In short, I do not offer "guardianship" type placements and I never will. When you purchase a Zelosia Cavalier or ETS as a pet, you will never have to bring it back to me for breeding, or whelping and raising a litter (which requires you to give up your girl for 2-3 months). The daily care and upkeep (grooming, feeding, exercise, vet bills, et cetera) is MY responsibility as a reputable preservation breeder, and I am wholly uncomfortable with passing those responsibilities onto anyone else. I also find it insulting that the breeders whose programs are based on "guardian" homes seem to insinuate that it's "better" for breeding dogs to be in pet homes, as if living with their breeder and a larger number of dogs is somehow detrimental. Cavaliers and ETS are social breeds, and they're quite happy having lots of buddies to play and cuddle with; it's what they do best!

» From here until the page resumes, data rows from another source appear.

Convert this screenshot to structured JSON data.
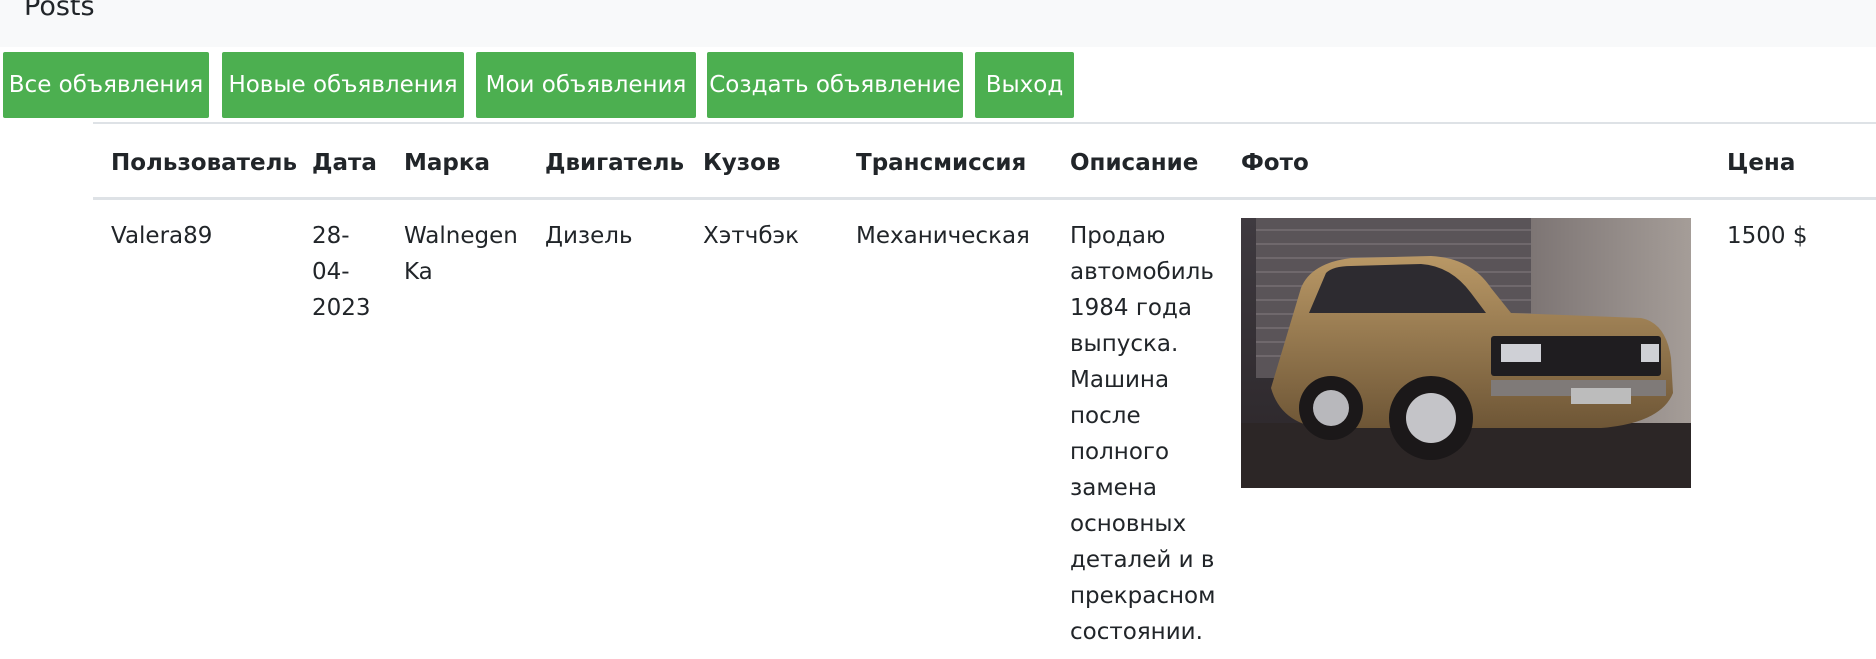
{
  "app": {
    "brand": "Posts"
  },
  "nav": {
    "buttons": [
      {
        "label": "Все объявления"
      },
      {
        "label": "Новые объявления"
      },
      {
        "label": "Мои объявления"
      },
      {
        "label": "Создать объявление"
      },
      {
        "label": "Выход"
      }
    ],
    "accent_color": "#4caf50"
  },
  "table": {
    "headers": [
      "Пользователь",
      "Дата",
      "Марка",
      "Двигатель",
      "Кузов",
      "Трансмиссия",
      "Описание",
      "Фото",
      "Цена"
    ],
    "rows": [
      {
        "user": "Valera89",
        "date_lines": [
          "28-",
          "04-",
          "2023"
        ],
        "brand_lines": [
          "Walnegen",
          "Ka"
        ],
        "engine": "Дизель",
        "body": "Хэтчбэк",
        "transmission": "Механическая",
        "description_lines": [
          "Продаю",
          "автомобиль",
          "1984 года",
          "выпуска.",
          "Машина",
          "после",
          "полного",
          "замена",
          "основных",
          "деталей и в",
          "прекрасном",
          "состоянии."
        ],
        "photo_icon": "car-photo",
        "price": "1500 $"
      }
    ]
  }
}
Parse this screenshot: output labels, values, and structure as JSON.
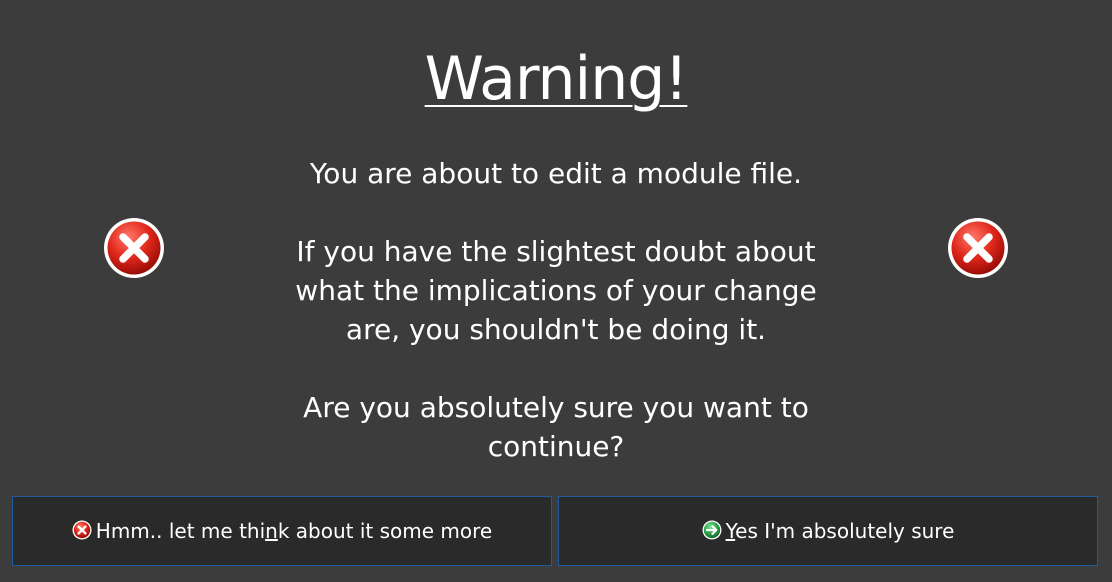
{
  "dialog": {
    "title": "Warning!",
    "message": {
      "line1": "You are about to edit a module file.",
      "para2_line1": "If you have the slightest doubt about",
      "para2_line2": "what the implications of your change",
      "para2_line3": "are, you shouldn't be doing it.",
      "para3_line1": "Are you absolutely sure you want to",
      "para3_line2": "continue?"
    },
    "icons": {
      "left": "error-icon",
      "right": "error-icon"
    }
  },
  "buttons": {
    "cancel": {
      "icon": "error-icon",
      "label_before": "Hmm.. let me thi",
      "label_mnemonic": "n",
      "label_after": "k about it some more"
    },
    "confirm": {
      "icon": "arrow-right-icon",
      "label_mnemonic": "Y",
      "label_after": "es I'm absolutely sure"
    }
  },
  "colors": {
    "background": "#3c3c3c",
    "button_background": "#2a2a2a",
    "button_border": "#1f5a9a",
    "error_red": "#d9251d",
    "confirm_green": "#2fa84f"
  }
}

By living with my dogs, I get to know them on a deeply individual level, just like any other pet owner does. At any given time, my household crew may consist of puppies, young adults, mature adults, and my retired dogs. Keeping depth of quality and breadth of knowledge in my home is very important to me! Not only do I see daily where my program is headed, but I am also able to know intimately the traits, personalities, and health of my dogs. You can really only know a dog inside and out when you live with it and you take personal responsibility for its health and welfare.